Открытие — соприкосновение с неведением. Особенность открытий — то, что их не достичь путем постановки соответствующих деловых вопросов: существующий уровень развития культуры не дает для этого оснований. Принципиальную невозможность постановки того или иного вопроса надо при этом отличать от его нетрадиционности в рамках той или иной науки или культуры в целом. Легче всего ставить традиционные вопросы, которые, так сказать, у всех на губах, труднее — нетрадиционные. Неведение же — вовсе за пределами нашего целеполагания.
Способны ли мы как-то оценить сферу неведения или потенциал науки поддается оценке лишь в части незнания? Начнем с того, что вопрос о том, какие явления нам еще неизвестны, нельзя смешивать с вопросом о существовании таких явлений.
В общем плане на последний вопрос нетрудно ответить: вероятно, такие явления существуют. Ответ можно даже усилить: несомненно, они существуют. И я уверен: большинство ученых примет и эту усиленную формулировку, — у них есть для этого основания. То есть принцип Гийома ориентирован не только на незнание, но и на неведение.
Вопрос о существовании неведомых явлений не требует их характеристики. Его можно трактовать как вопрос не о мире, а о познании, о состоянии той или иной области науки, о том, можно ли в этой области ждать открытий. Мы постоянно даем такого рода оценки и от одних областей ждем больше, чем от других. На каком основании?
Прежде всего — на основании предыдущего опыта. В этом плане бросается в глаза разительное неравноправие научных дисциплин: одни из них на протяжении своей истории дали человечеству наиболее принципиальные открытия, другие — почти не имеют их вообще. Конечно, это накладывает определенный отпечаток и на наши ожидания.
Бросается в глаза и связь этой способности делать открытия с использованием технических средств исследования, с наличием постоянно растущего арсенала приборов и экспериментальных установок. Вспомним о роли микроскопа в открытии мира микроорганизмов, о роли телескопа в развитии астрономии, начиная с открытия Галилеем пятен на Солнце, о роли фотопластинки в открытии рентгеновских лучей и радиоактивности. Да, богатый технический арсенал науки обогащает мир незнания, но это и окно в мир неведения. Правда, открывается это окно не на уровне целенаправленных акций, а случайным и побочным образом.

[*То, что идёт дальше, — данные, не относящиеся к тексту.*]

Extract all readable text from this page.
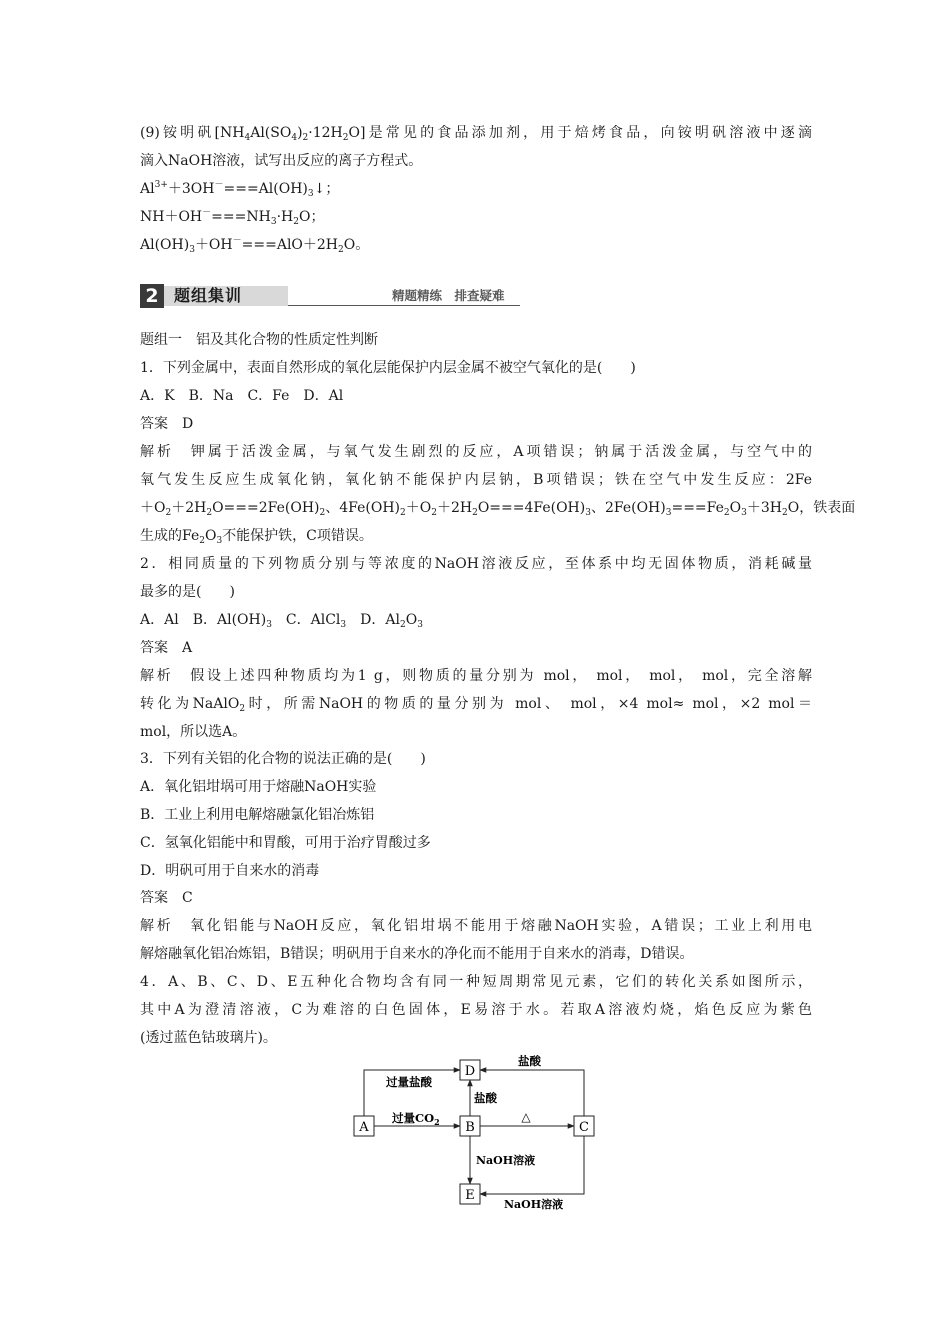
(9)铵明矾$[NH_4Al(SO_4)_2\cdot 12H_2O]$是常见的食品添加剂，用于焙烤食品，向铵明矾溶液中逐滴
滴入NaOH溶液，试写出反应的离子方程式。
$Al^{3+}+3OH^-===Al(OH)_3↓$；
$NH+OH^-===NH_3\cdot H_2O$；
$Al(OH)_3+OH^-===AlO+2H_2O$。
2 题组集训	精题精练　排查疑难
题组一　铝及其化合物的性质定性判断
1．下列金属中，表面自然形成的氧化层能保护内层金属不被空气氧化的是(　　)
A．K　B．Na　C．Fe　D．Al
答案　D
解析　钾属于活泼金属，与氧气发生剧烈的反应，A项错误；钠属于活泼金属，与空气中的
氧气发生反应生成氧化钠，氧化钠不能保护内层钠，B项错误；铁在空气中发生反应：2Fe
$+O_2+2H_2O===2Fe(OH)_2$、$4Fe(OH)_2+O_2+2H_2O===4Fe(OH)_3$、$2Fe(OH)_3===Fe_2O_3+3H_2O$，铁表面
生成的$Fe_2O_3$不能保护铁，C项错误。
2．相同质量的下列物质分别与等浓度的NaOH溶液反应，至体系中均无固体物质，消耗碱量
最多的是(　　)
A．Al　B．$Al(OH)_3$　C．AlCl$_3$　D．$Al_2O_3$
答案　A
解析　假设上述四种物质均为1 g，则物质的量分别为 mol， mol， mol， mol，完全溶解
转化为NaAlO$_2$时，所需NaOH的物质的量分别为 mol、 mol，×4 mol≈ mol，×2 mol＝
mol，所以选A。
3．下列有关铝的化合物的说法正确的是(　　)
A．氧化铝坩埚可用于熔融NaOH实验
B．工业上利用电解熔融氯化铝冶炼铝
C．氢氧化铝能中和胃酸，可用于治疗胃酸过多
D．明矾可用于自来水的消毒
答案　C
解析　氧化铝能与NaOH反应，氧化铝坩埚不能用于熔融NaOH实验，A错误；工业上利用电
解熔融氧化铝冶炼铝，B错误；明矾用于自来水的净化而不能用于自来水的消毒，D错误。
4．A、B、C、D、E五种化合物均含有同一种短周期常见元素，它们的转化关系如图所示，
其中A为澄清溶液，C为难溶的白色固体，E易溶于水。若取A溶液灼烧，焰色反应为紫色
(透过蓝色钴玻璃片)。
A	B	C
D
E
过量盐酸
盐酸
盐酸
过量$CO_2$	△
NaOH溶液
NaOH溶液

Все приведенные примеры относились в основном к сфере эмпирического исследования. Но это не значит, что на уровне теории мы не открываем новых явлений. Вспомним хотя бы теоретическое открытие позитрона Дираком. И все же перенос противопоставления незнания и неведения в область теоретического мышления нуждается в существенных дополнениях. Даже естественный язык зафиксировал здесь специфику ситуации: теории мы не обнаруживаем и не открываем, но строим или формулируем. Это относится и к классификации, районированию, созданию новых способов изображения. Из сферы обнаружений и открытий мы попадаем в сферу проектов и их реализаций, в сферу научной теоретической инженерии. Потенциал развития науки определяется здесь наличием соответствующих проектов, их характером, уровнем развития самих средств проектирования.